LlamaIndex: Train ChatGPT (& other LLMs) on Custom Data

The syllabus covers a wide range of topics, from the basics of LLMs and LlamaIndex to advanced concepts like data agents and integrations.

The course starts by introducing you to LlamaIndex, a powerful tool for connecting data sources with LLMs.

You’ll learn how to set up the environment, work with OpenAI’s API, and understand the core concepts like RAG (Retrieval Augmented Generation) and vector embeddings.

As you progress, you’ll dive deep into indexing techniques, exploring data loaders, node parsing, and vector stores like Chroma.

The course also covers querying methods, including multi-index search, chat engines, and natural language querying of databases like SQLite.

One of the standout features is the focus on LlamaIndex data agents.

You’ll learn about AI agents, their real-world applications, and how LlamaIndex agents can automate problem-solving and decision-making tasks.

The course includes hands-on examples of creating OpenAI agents with recursive retrievers and multiple indexes.

Throughout the course, you’ll work on practical projects, such as building a chatbot interface with Streamlit and integrating it with your LlamaIndex chat engine.

The syllabus also covers advanced topics like customizing prompts, managing token usage, and choosing the right embedding models.

The course is designed to be interactive, with live coding sessions, debugging tips, and personal experiences shared by the instructor.

You’ll learn how to handle dynamic data, track changes, and persist your indexes for efficient development.

LlamaIndex- Develop LLM powered applications with LlamaIndex

LlamaIndex- Develop LLM powered applications with LlamaIndex

You’ll start by setting up your development environment with PyCharm and installing dependencies like the LlamaIndex and LangChain frameworks.

The course covers the core concepts of LlamaIndex, such as creating your first index, understanding the Retrieval Augmentation Generation (RAG) theory, and working with vectorstores and embeddings.

You’ll learn how to load and chunk data into LlamaIndex nodes, ingest them into a vectorstore like Pinecone, and use the QueryEngine for retrieval and augmentation.

One of the projects you’ll build is a documentation helper application that uses LlamaIndex to search and retrieve information from the LlamaIndex documentation itself.

This hands-on project will teach you how to set up the development environment, load data, create a vectorstore, and build a Streamlit frontend.

The course also dives into the internals of LlamaIndex, explaining how retrieval and augmented generation work under the hood.

You’ll learn about LlamaIndex ReAct Agents, which are LLM-powered knowledge workers that can intelligently perform tasks over your data, call external APIs, and modify data using a reasoning loop and tool abstractions.

Additionally, the course covers prompt engineering theory, including zero-shot, few-shot, chain of thought, and ReAct prompting techniques.

You’ll learn how to craft effective prompts to guide language models and improve their reasoning abilities.

The troubleshooting section addresses common issues you might encounter while developing LLM applications, and the course also touches on LangChain, another popular framework for building LLM applications.

Query Your Custom Documents using LlamaIndex

Query Your Custom Documents using LlamaIndex

You’ll start with an overview of LLMs and LlamaIndex concepts, learning about in-context learning and how it differs from fine-tuning.

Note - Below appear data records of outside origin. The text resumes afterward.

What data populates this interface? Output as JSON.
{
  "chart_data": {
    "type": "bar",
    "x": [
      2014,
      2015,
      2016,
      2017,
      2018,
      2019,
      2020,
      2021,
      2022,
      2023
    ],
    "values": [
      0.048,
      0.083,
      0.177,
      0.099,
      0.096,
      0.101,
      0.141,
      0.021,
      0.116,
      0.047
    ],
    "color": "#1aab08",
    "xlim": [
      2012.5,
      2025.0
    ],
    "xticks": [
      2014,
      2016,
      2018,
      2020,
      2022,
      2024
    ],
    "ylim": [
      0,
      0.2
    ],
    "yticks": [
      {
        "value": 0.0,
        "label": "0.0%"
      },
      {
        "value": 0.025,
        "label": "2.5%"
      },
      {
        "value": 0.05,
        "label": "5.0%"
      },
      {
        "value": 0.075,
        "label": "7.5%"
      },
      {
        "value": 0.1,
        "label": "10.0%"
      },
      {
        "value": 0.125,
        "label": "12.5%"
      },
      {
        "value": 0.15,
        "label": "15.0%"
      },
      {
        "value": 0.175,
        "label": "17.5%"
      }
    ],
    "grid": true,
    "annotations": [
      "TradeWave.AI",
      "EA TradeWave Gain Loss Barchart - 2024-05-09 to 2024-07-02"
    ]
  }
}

The course will also cover pricing and the internal workings of LlamaIndex applications.

Next, you’ll learn how to set up your environment, including installing LlamaIndex and the OpenAI package, and how to obtain and update your OpenAI API key.

This is crucial for connecting to external data sources like text files, documents, and PDFs.

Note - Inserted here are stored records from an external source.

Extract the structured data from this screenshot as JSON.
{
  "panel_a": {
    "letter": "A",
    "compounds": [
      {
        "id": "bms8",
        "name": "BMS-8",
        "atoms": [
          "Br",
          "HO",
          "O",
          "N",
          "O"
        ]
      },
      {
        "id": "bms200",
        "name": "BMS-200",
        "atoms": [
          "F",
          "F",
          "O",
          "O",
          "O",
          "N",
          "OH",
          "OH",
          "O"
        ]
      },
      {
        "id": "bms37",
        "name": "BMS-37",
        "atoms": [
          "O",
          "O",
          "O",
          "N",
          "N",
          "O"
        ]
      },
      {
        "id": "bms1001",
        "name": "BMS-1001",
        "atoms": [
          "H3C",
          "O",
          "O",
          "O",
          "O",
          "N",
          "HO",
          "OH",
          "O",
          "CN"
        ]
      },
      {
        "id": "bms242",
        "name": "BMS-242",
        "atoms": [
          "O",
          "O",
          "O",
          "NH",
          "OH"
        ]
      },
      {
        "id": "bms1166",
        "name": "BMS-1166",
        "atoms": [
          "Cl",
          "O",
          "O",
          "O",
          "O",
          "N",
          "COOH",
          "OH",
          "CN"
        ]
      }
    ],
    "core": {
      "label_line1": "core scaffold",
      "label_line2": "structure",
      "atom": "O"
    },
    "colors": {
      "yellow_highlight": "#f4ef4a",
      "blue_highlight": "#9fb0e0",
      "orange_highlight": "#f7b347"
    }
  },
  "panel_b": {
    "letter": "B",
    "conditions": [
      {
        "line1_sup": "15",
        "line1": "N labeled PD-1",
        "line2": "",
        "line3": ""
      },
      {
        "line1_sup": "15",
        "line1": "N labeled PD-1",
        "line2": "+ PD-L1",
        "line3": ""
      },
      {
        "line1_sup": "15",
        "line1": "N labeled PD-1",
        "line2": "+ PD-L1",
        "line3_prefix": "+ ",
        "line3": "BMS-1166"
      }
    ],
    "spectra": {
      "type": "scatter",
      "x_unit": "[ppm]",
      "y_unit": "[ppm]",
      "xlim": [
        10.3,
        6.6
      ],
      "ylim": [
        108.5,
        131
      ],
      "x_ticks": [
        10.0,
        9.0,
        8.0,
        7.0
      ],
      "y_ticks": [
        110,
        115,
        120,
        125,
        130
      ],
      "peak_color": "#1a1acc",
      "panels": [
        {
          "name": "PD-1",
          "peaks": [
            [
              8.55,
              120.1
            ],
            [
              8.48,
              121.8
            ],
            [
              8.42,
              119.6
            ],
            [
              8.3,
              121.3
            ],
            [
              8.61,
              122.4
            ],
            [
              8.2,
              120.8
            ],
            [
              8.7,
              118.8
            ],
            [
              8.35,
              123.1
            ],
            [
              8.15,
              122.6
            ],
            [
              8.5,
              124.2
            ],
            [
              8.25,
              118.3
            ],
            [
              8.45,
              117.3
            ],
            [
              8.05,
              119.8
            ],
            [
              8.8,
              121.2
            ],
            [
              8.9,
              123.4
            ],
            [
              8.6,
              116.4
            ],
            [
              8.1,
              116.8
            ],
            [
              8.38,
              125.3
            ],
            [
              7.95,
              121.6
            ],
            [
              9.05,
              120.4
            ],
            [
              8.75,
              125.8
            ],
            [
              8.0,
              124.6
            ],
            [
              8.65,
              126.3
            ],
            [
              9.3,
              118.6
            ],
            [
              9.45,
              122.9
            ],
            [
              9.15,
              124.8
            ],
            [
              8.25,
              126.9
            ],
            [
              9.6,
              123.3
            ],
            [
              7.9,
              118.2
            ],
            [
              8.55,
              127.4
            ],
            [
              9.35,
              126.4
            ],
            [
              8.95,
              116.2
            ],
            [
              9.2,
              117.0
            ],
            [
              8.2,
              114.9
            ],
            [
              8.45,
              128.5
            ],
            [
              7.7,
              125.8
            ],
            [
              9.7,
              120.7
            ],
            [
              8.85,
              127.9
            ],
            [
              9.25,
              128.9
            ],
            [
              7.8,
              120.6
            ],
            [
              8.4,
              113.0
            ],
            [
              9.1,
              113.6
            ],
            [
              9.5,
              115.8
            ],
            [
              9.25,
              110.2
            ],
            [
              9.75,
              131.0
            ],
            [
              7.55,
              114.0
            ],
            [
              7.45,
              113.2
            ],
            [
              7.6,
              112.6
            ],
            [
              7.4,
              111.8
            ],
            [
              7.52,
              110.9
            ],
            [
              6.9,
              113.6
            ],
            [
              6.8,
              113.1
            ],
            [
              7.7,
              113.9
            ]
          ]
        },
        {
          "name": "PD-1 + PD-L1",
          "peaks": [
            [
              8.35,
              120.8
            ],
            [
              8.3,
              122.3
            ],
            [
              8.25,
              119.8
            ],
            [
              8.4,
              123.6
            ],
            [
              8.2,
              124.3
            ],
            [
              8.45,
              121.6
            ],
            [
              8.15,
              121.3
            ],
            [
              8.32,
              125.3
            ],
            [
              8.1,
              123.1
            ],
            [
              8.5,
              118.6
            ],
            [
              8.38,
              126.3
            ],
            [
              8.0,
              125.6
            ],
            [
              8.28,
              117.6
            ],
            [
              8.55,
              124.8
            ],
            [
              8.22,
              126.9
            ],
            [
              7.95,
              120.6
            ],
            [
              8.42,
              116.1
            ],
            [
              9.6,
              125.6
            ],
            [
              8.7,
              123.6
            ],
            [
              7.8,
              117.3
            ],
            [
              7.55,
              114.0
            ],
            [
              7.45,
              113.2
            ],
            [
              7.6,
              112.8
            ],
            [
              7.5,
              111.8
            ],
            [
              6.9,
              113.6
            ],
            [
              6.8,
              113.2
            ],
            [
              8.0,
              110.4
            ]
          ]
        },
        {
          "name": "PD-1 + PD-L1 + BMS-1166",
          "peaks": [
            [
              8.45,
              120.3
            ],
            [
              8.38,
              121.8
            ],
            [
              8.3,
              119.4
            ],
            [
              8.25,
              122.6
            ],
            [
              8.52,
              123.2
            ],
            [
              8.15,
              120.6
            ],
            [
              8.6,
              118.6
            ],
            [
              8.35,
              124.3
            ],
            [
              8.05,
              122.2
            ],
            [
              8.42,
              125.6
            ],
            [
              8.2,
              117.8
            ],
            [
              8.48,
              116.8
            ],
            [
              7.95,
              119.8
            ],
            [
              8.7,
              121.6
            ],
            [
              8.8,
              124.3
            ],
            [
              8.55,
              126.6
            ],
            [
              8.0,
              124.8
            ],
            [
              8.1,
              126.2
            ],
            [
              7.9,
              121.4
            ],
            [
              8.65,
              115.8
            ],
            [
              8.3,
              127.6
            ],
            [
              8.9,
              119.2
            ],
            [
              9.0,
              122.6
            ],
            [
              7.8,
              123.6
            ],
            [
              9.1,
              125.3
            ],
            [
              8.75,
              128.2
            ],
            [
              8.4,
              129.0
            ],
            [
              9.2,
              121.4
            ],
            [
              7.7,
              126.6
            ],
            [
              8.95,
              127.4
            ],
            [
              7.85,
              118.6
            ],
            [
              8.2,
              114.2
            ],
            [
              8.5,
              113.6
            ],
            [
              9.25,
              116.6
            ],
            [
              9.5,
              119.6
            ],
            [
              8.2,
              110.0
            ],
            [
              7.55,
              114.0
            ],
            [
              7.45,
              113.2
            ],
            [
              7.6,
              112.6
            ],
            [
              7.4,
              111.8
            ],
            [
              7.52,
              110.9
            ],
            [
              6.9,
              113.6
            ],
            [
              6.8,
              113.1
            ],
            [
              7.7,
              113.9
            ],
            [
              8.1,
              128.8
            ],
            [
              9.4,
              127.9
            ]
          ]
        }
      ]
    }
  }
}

The course dives deep into building base programs to read and process different types of documents.

You’ll learn about creating Document objects, working with text files, and handling PDFs and Word documents.

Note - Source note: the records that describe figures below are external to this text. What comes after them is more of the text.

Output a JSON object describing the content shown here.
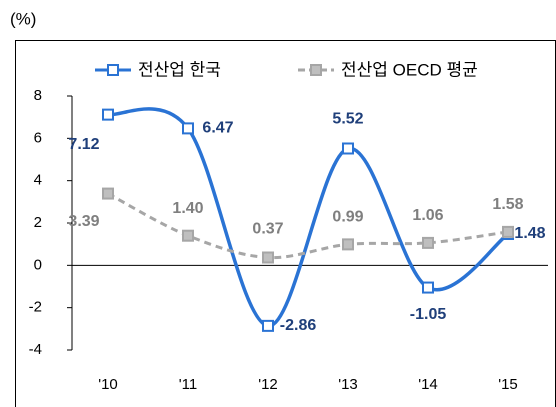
{
  "chart_data": {
    "type": "line",
    "unit_label": "(%)",
    "categories": [
      "'10",
      "'11",
      "'12",
      "'13",
      "'14",
      "'15"
    ],
    "series": [
      {
        "name": "전산업 한국",
        "color": "#2a73d4",
        "values": [
          7.12,
          6.47,
          -2.86,
          5.52,
          -1.05,
          1.48
        ],
        "value_labels": [
          "7.12",
          "6.47",
          "-2.86",
          "5.52",
          "-1.05",
          "1.48"
        ]
      },
      {
        "name": "전산업 OECD 평균",
        "color": "#a6a6a6",
        "values": [
          3.39,
          1.4,
          0.37,
          0.99,
          1.06,
          1.58
        ],
        "value_labels": [
          "3.39",
          "1.40",
          "0.37",
          "0.99",
          "1.06",
          "1.58"
        ]
      }
    ],
    "ylim": [
      -4,
      8
    ],
    "yticks": [
      -4,
      -2,
      0,
      2,
      4,
      6,
      8
    ],
    "grid": false
  }
}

Concepts like SimpleDirectoryReader and VectorStoreIndex will be covered, allowing you to verify the sources of responses and manage indexes effectively.

Indexing and document management are key topics, with hands-on lessons on recursively processing files from directories, persisting indexes, and performing insert, delete, and update operations on indexes.

You’ll also learn how to refresh indexes in real-world scenarios with multiple folders.

Customizing LLM models is a crucial aspect covered in the course.

You’ll learn about changing the underlying LLM model, controlling parameters like max_tokens, and customizing prompts for better results.

The course teaches you how to expose your LlamaIndex application as an API, enabling integration with endpoints.

You’ll also learn how to enable streaming responses, similar to ChatGPT, and how to build a chat interface to converse with your data using the chat engine.

Vector databases like ChromaDB and MongoDB are introduced, allowing you to build LLM applications with efficient storage solutions.

Token prediction and cost analysis are covered to help you optimize your applications.

Finally, you’ll learn how to build user interfaces for your LLM applications using libraries like Chainlit and Streamlit, including chat applications with and without streaming responses.

Throughout the course, you’ll work with hands-on examples and exercises, ensuring you gain practical experience in building LlamaIndex applications.